6. Repair breaks immediately. If a branch snaps but is still attached, splint it with a stake and wrap with electrical tape or plant tape. Cannabis stems can heal partial breaks within a week or two if the cambium stays in contact Anecdote. A fully severed cola can sometimes be salvaged as a 'live harvest' if it's mature enough, but quality is usually reduced.
Common mistakes
- Bending stiff stems without warming them up. Lignified stems crack. If you must bend, do it slowly and accept that some will break.
- Aggressive defoliation framed as 'training.' 'Schwazzing' or heavy mid-flower stripping is popular online but evidence for yield gains is anecdotal and inconsistent Disputed[5]. Removing too many fan leaves in late flower removes the plant's sugar factories at the worst time.
- Repositioning the whole plant. Rotating pots is fine. Tipping the plant on its side to 'train' a cola away from the light is a good way to break the main stem.
- Training in the last two weeks. Stress this late can reduce terpene quality and provides no yield benefit because bud weight gain is nearly complete Weak / limited.
- Ignoring humidity. Damaged tissue in late flower under high RH is a bud rot invitation. If you bend or break anything, watch the wound site for botrytis [6].
Related techniques
- ScrOG (Screen of Green) — the planned version of late-flower canopy management; the net does the work for you.
- Defoliation timing — when to remove leaves and when not to.
- Supercropping — controlled stem crushing, almost always a veg-stage or early-flower technique.
- Lollipopping — removing lower growth before flower so you don't need to manage shaded buds later.
- Bud support and yo-yos — the safest 'late-flower LST' is just holding heavy colas up.
Sources
- Book Cervantes, J. (2015).
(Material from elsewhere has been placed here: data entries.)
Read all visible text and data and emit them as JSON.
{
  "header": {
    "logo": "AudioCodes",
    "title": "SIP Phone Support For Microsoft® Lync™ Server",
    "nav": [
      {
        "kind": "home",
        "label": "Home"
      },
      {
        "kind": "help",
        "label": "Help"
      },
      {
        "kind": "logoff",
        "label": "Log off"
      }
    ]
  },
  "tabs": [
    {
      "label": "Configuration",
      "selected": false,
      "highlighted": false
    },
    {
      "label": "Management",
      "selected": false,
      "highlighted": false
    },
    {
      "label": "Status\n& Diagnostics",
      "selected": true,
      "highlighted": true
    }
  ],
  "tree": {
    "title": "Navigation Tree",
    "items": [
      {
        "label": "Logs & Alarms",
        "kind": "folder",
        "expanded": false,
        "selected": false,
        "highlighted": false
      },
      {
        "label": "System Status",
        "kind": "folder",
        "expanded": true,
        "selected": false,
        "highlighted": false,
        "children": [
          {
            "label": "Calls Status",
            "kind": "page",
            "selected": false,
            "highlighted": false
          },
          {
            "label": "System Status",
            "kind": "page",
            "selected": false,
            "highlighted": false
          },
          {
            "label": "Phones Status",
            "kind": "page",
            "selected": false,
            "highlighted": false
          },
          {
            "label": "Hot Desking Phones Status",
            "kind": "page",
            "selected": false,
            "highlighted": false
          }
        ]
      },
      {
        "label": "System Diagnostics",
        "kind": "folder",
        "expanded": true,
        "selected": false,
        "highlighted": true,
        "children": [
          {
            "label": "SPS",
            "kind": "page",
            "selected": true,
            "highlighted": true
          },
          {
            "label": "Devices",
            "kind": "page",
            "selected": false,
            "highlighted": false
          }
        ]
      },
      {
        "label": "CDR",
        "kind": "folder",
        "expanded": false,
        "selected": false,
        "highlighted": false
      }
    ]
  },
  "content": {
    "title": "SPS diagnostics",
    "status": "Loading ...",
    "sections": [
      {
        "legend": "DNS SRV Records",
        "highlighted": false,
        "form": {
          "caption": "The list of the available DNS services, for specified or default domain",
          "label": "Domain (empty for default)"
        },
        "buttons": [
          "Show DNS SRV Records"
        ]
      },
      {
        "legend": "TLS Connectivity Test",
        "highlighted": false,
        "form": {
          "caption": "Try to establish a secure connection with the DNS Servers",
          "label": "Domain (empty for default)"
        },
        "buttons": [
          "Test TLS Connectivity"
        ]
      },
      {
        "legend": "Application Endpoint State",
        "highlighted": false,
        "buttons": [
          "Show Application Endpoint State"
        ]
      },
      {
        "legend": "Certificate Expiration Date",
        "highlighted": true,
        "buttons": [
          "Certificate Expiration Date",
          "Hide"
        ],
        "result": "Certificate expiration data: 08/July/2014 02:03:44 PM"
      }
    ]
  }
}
The Cannabis Encyclopedia: The Definitive Guide to Cultivation & Consumption of Medical Marijuana. Van Patten Publishing.
- Peer-reviewed Rodriguez-Morrison, V., Llewellyn, D., & Zheng, Y. (2021). Cannabis Yield, Potency, and Leaf Photosynthesis Respond Differently to Increasing Light Levels in an Indoor Environment. Frontiers in Plant Science, 12, 646020.
- Peer-reviewed Booth, J. K., & Bohlmann, J. (2019). Terpenes in Cannabis sativa – From plant genome to humans. Plant Science, 284, 67–72.
- Peer-reviewed Danziger, N., & Bernstein, N. (2021). Plant architecture manipulation increases cannabinoid standardization in 'drug-type' medical cannabis. Industrial Crops and Products, 167, 113528.
- Peer-reviewed Folina, A., Kakabouki, I., Tourkochoriti, E., Roussis, I., Pateroulakis, H., & Bilalis, D. (2020). Evaluation of the effect of nitrogen fertilization rates and defoliation on the growth of industrial hemp. Notulae Botanicae Horti Agrobotanici Cluj-Napoca, 48(4).
- Government Punja, Z. K. (2021). Emerging diseases of Cannabis sativa and sustainable management. Health Canada / Pest Management Centre research summary; published in Pest Management Science, 77(9), 3857–3870.